Only Cheating Yourself
Across the swamp, then a descent below the cloud line and now, with vision restored, they came upon a valley entirely different from the last, steep-sided, bleak and gunmetal grey, vast black lines carved into its flanks like tattoos. They’d made it over the top but the landscape was so stark that there seemed little to celebrate, the kind of place a location scout might propose as a hostile alien planet. Even its name sounded like science-fiction.
‘Honister Pass,’ he said.
‘Very nice,’ she said, without looking up.
‘Well, look at it!’
‘No,’ she growled. ‘I won’t give it the satisfaction.’
‘Look at all the slate!’
‘We have slate in London, on roofs, where it belongs – it’s flat and grey, like … like you, frankly, Michael.’
He decided that the hostility was playful, though perhaps a little harder-edged than he was used to. ‘Oh, so you don’t want to hear about the slate-mining communi—’
‘Michael, I don’t care – I don’t care – I don’t care if this valley was used to mine for slate or gold or fucking … toffee, I just want to get back. Okay?’
They joined another path, dead straight, slick and black. ‘This used to be a working tramway back in the—’
‘Okay, is it working now? Is there a tram that takes us to our hotel?’
‘Not for one hundred and fifty years.’
‘Then I do. Not. Care.’
The remains of a derelict building, neat stacks of slate on either side, marked the head of the path. ‘These are the remains of the Drum House. Would you like to know why it’s called the Drum House?’

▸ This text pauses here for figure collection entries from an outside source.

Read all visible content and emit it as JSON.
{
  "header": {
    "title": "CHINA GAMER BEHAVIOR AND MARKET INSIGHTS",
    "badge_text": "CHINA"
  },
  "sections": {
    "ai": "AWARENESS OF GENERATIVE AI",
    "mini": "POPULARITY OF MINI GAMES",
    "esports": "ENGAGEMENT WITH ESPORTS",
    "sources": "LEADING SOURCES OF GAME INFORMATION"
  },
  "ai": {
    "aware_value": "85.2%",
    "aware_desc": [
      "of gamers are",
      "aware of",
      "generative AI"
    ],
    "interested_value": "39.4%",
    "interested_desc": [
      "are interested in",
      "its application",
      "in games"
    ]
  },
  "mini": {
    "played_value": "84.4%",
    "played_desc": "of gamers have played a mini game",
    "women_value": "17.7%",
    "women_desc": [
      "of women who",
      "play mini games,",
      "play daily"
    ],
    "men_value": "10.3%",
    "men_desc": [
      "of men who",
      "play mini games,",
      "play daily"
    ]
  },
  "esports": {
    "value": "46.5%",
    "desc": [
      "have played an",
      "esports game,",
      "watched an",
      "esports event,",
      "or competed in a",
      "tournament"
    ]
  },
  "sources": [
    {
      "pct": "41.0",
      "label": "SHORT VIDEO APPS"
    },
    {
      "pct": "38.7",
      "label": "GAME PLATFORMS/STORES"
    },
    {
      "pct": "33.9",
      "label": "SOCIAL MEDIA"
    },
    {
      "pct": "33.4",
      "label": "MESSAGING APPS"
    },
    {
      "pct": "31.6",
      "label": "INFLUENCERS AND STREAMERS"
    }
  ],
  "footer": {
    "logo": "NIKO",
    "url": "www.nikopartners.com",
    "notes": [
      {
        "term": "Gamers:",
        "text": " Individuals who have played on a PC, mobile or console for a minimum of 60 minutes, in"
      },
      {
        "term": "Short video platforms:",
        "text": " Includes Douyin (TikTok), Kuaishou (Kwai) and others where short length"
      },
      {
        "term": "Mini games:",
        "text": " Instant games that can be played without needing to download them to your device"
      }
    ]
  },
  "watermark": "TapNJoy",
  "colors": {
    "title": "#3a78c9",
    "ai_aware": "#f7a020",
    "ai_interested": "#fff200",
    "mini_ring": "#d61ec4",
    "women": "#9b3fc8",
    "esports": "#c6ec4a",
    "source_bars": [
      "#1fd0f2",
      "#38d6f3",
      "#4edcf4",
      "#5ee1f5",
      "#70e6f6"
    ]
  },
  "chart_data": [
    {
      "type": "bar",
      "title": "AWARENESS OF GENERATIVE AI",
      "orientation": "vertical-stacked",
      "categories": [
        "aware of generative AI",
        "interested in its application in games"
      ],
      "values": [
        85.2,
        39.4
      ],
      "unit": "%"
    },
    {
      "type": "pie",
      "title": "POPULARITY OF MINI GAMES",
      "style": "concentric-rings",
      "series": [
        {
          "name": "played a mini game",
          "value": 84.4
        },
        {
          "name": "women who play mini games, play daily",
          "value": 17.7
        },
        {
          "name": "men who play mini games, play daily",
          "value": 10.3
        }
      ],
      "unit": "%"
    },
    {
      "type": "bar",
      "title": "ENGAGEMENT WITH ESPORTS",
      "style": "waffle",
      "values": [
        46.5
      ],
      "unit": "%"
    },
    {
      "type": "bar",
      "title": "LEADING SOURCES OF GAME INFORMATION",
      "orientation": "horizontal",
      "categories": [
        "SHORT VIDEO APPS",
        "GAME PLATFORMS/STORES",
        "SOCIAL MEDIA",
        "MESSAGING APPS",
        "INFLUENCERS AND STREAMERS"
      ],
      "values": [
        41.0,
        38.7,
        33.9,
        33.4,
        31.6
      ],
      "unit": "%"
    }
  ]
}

‘Michael, if you tell me why, I will push you down this hill.’
‘Clearly it’s not a hill.’
‘Let’s just – let’s just get to the hotel. How much more of this?’
‘Um, about ninety minutes?’
‘Fuck! Fucking fucking fuck.’
‘Maybe if you looked up, it’d go quicker.’
She narrowed her eyes. ‘Oh, just go and … dry-stone a wall.’
They began to descend faster now, but the water sought the easiest path too, making the slate as slick and treacherous as ice, and when he offered his hand, she knocked it away. They shuffled down, each step a stubbed toe on a chest of drawers. ‘Ow, ow, ow,’ murmured Marnie, voice clenched with rage until, finally, the road, the tarmac felt luxurious beneath their feet.
The last dry part of his body had succumbed some time ago. Like falling into a swimming pool fully clothed, there was a kind of liberty in being so entirely wet and he’d long given up on his hood. Still, it seemed foolhardy to try to chat and they strode on down the valley, Marnie in the middle of the road as if daring someone to run her over. He heard the sound of an engine behind him and shouted, ‘Look!’
Marnie’s eyes widened. A vision, a small bus, the miracle of public transport and she began to laugh. ‘Thank you, God!’ It was almost upon them now and she began to search urgently for the nearest bus stop. ‘Are you coming?’
‘I think I’m going to walk.’
‘But there’s a bus, you idiot! A bus!’
‘No, I’m fine.’
‘But why?’
‘I want to walk the whole way.’
‘But look! Look around you. No one will ever know! I won’t tell them!’
‘I’ll know.’
‘But, look, it has a roof!’
‘It’s fine. You go ahead.’ The driver was passing them now and Marnie was running or trying to run, the loose rucksack slapping against her back, shouting, ‘Bus! Bus! Bus!’ as if that was the bus’s name. He watched as the driver took mercy and, without looking back, she used both hands to haul herself inside. He stood for a moment, feeling the cold rain run down his spine. Through the condensation in the back window he saw a shape that might have been Marnie taking a seat, then a pale circle that might have been her face, a hand banging on the glass, a finger writing in the steam, the words backwards, the bus already too far away to read the message.